Last week 22-year-old Mahsa Amini died after being arrested by the country’s morality police for ‘unsuitable attire’ – a hijab she was perceived to be wearing improperly. The authorities deny any wrong-doing, claiming she suffered sudden heart failure. Since then, however, there has been a wave of protests across the country, with at least eight people reported to have been killed.
Now, according to data from NetBlocks, the authorities have hit back with a series of internet restrictions – the most severe, says the firm, since the November 2019 massacre that left more than 300 dead.
Because traffic has been disrupted at the network layer, it’s not generally possible to bypass the block by using circumvention software or virtual private networks (VPNs).

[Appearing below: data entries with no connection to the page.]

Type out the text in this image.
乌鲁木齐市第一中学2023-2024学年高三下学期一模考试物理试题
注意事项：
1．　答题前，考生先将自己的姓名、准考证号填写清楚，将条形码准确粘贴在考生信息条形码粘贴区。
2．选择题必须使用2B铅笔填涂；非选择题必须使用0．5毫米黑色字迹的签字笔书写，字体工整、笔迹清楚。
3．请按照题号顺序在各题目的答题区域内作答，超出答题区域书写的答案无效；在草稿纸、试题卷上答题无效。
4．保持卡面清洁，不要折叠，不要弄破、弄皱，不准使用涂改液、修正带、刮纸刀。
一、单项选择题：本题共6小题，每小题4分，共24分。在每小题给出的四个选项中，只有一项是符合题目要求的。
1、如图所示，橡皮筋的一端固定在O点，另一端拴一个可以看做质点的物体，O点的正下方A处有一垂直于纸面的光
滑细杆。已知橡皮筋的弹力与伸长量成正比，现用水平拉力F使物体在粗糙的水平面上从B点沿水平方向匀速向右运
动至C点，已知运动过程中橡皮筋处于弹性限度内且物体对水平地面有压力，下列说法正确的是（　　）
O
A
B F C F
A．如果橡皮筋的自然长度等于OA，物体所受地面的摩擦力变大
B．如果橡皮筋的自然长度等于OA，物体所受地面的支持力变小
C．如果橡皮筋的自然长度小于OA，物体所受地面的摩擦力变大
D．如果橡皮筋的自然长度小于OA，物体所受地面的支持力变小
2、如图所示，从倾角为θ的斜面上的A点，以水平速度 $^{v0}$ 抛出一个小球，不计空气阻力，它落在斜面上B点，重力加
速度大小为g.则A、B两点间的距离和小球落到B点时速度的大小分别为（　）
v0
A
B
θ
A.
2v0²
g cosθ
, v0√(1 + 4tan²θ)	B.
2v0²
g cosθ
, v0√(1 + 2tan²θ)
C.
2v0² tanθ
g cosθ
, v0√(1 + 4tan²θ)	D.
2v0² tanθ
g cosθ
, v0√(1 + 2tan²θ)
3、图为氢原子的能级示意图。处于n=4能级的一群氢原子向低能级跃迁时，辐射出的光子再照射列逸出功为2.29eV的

A Meta spokesperson comments: “We’re aware that people in Iran are being cut off from internet services. Iranians use apps like Instagram to stay close to their loved ones, access timely and important information and stay connected to the rest of the world. We hope their right to be online will be reinstated quickly.”
Iran is one of the world’s worst offenders when it comes to internet shutdowns, blocking internet access at least five times during 2021.
In a joint statement, groups including Access Now, PEN America and Reporters Without Borders are calling on the International Telecommunication Union (ITU) to demand that Iran reverse its moves.
The Iranian people are not alone. Anonymous will not keep the Iranian government alive on the internet as long as they fight the dictatorial rule and murderous cops,” it says in a video statement.
“You censored your people’s social media and other communications to suppress knowledge of your crimes against them. Now Anonymous will shut you down, and your own people will remove you from power.”